Calcium and Vitamin D are needed to maintain bone health and to reduce bone loss. In order for other treatment medications to be most effective and work to their fullest capacity, adequate levels of both Calcium and Vitamin D are essential.
These supplements are available without a prescription. Up to 1500 mg of calcium a day is recommended for those with osteoporosis along with 600-800 IU of vitamin D.
Calcium may cause nausea, constipation or vomiting. Excessive Vitamin D can lead to toxicity and may cause symptoms such as headache, weakness, bone or muscle pain. Those with Vitamin D toxicity, or elevated levels of calcium in the blood should not take these supplements.
There are several different types of prescription drugs available as well. Hormone Replacement Therapy is one such type of medication. Since osteoporosis is most prevalent in postmenopausal women, a hormone therapy such as estrogen replacement may be effective in relieving not only those symptoms but also helping to aid in the prevention of bone loss due to loss of estrogen.
It can increase your risk of breast cancer, heart disease and stroke. Special consideration needs to be taken on a case-by-case basis to determine if the benefits would outweigh the risks and long term affects.
Selective Estrogen Receptor Modulators can provide the benefits of estrogen without the increased cancer risk.
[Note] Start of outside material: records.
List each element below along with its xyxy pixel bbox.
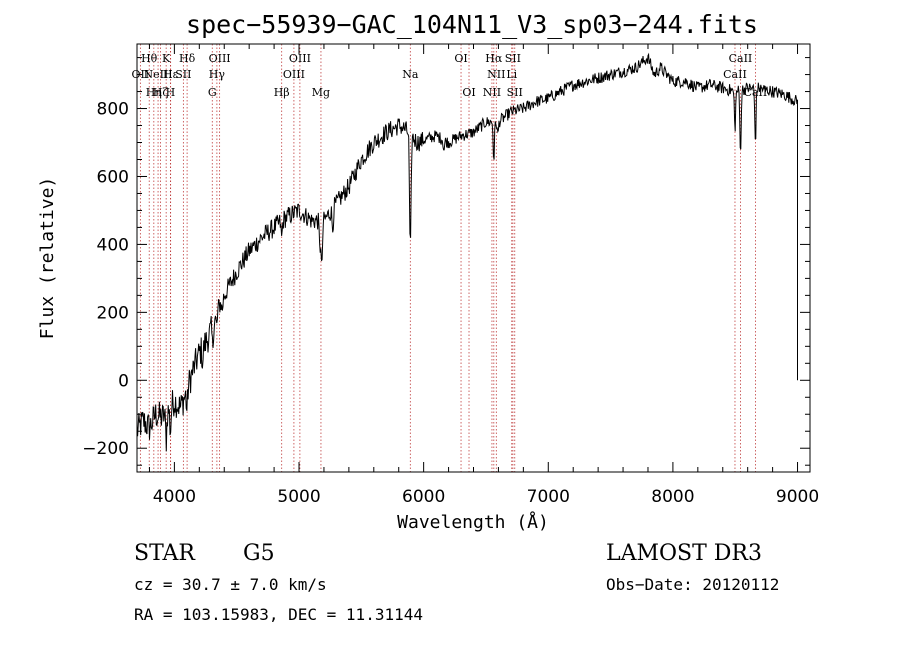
y-tick-label: 600 (97, 167, 129, 187)
spectral-line-label: Hβ (274, 86, 290, 99)
y-tick-label: 0 (118, 371, 129, 391)
spectral-line-label: Hθ (141, 52, 158, 65)
object-class: STAR (134, 541, 196, 566)
spectral-line-label: CaII (729, 52, 753, 65)
x-tick-labels: 4000 5000 6000 7000 8000 9000 (153, 487, 819, 507)
y-tick-labels: −200 0 200 400 600 800 (82, 100, 129, 460)
spectral-line-label: OII (132, 68, 150, 81)
y-tick-label: 200 (97, 303, 129, 323)
y-tick-label: 800 (97, 100, 129, 120)
x-tick-label: 9000 (776, 487, 819, 507)
spectral-line-label: NII (487, 68, 505, 81)
spectral-line-label: OI (454, 52, 467, 65)
ra-dec: RA = 103.15983, DEC = 11.31144 (134, 605, 423, 624)
spectral-line-label: Na (402, 68, 419, 81)
spectral-line-label: Hα (485, 52, 503, 65)
x-tick-label: 8000 (651, 487, 694, 507)
spectral-line-labels: OIIHθHηNeIIIHζKHHεSIIHδGHγOIIIHβOIIIOIII… (132, 52, 768, 99)
spectral-line-label: H (166, 86, 176, 99)
y-axis-label: Flux (relative) (37, 177, 58, 340)
spectral-line-label: Mg (312, 86, 330, 99)
plot-frame (136, 43, 811, 473)
chart-title: spec−55939−GAC_104N11_V3_sp03−244.fits (186, 10, 758, 39)
spectral-line-label: K (162, 52, 171, 65)
object-subclass: G5 (243, 541, 275, 566)
y-tick-label: −200 (82, 439, 129, 459)
x-tick-label: 6000 (402, 487, 445, 507)
y-tick-label: 400 (97, 235, 129, 255)
spectral-line-label: SII (507, 86, 523, 99)
spectral-line-label: NeIII (143, 68, 172, 81)
x-axis-label: Wavelength (Å) (397, 511, 549, 533)
axis-ticks (137, 44, 810, 472)
spectral-line-label: Hγ (209, 68, 226, 81)
spectral-line-label: SII (505, 52, 521, 65)
spectral-line-label: Li (506, 68, 517, 81)
spectral-line-label: Hη (146, 86, 162, 99)
redshift-cz: cz = 30.7 ± 7.0 km/s (134, 575, 327, 594)
observation-date: Obs−Date: 20120112 (606, 575, 779, 594)
x-tick-label: 5000 (277, 487, 320, 507)
spectral-line-label: OI (462, 86, 475, 99)
spectral-line-label: OIII (209, 52, 231, 65)
spectral-line-label: SII (175, 68, 191, 81)
spectral-line-label: G (208, 86, 217, 99)
spectral-line-label: Hε (163, 68, 179, 81)
spectral-line-label: OIII (289, 52, 311, 65)
spectral-line-label: OIII (283, 68, 305, 81)
spectral-line-label: Hζ (153, 86, 169, 99)
plot-area: OIIHθHηNeIIIHζKHHεSIIHδGHγOIIIHβOIIIOIII… (132, 43, 811, 473)
x-tick-label: 4000 (153, 487, 196, 507)
spectral-line-label: CaII (723, 68, 747, 81)
spectral-line-label: NII (483, 86, 501, 99)
survey-name: LAMOST DR3 (606, 541, 762, 566)
spectral-line-markers (139, 44, 756, 472)
x-tick-label: 7000 (527, 487, 570, 507)
spectrum-line (136, 52, 798, 452)
spectral-line-label: CaII (744, 86, 768, 99)
spectral-line-label: Hδ (179, 52, 196, 65)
The side affects most often associated are hot flushes and increased risk of blood clots.
Bisphosphonates are probably the most popular type of medication used for both prevention and treatment of osteoporosis.
The two bisphosphonates currently approved for osteoporosis, alendronate and risedronate prevent bone loss and reduce the risk of spinal and hip fractures. They work to slow bone loss by increasing bone formation and decreasing bone turnover. Side effects include gastrointestinal distress, including constipation, abdominal pain, bloating and diarrhea.
Calcitonins may be used to treat bone pain after a fracture from osteoporosis has occurred. These hormones respond to elevated calcium levels in the blood by increasing calcium stores in bone and elimination of calcium by the kidneys. These are typically used for only a short time and may cause nausea, vomiting, change in blood sugar, increased urinary frequency, runny and flushing of hands or face.
Parathyroid hormones are the newest treatment available. Their purpose is to regulate calcium in the blood and stimulate bone formation. This type of treatment is given as an injection and may cause nausea, vomiting, constipation, and unusual tiredness or weakness. Since they increase calcium levels blood will also be monitored as well as blood pressure.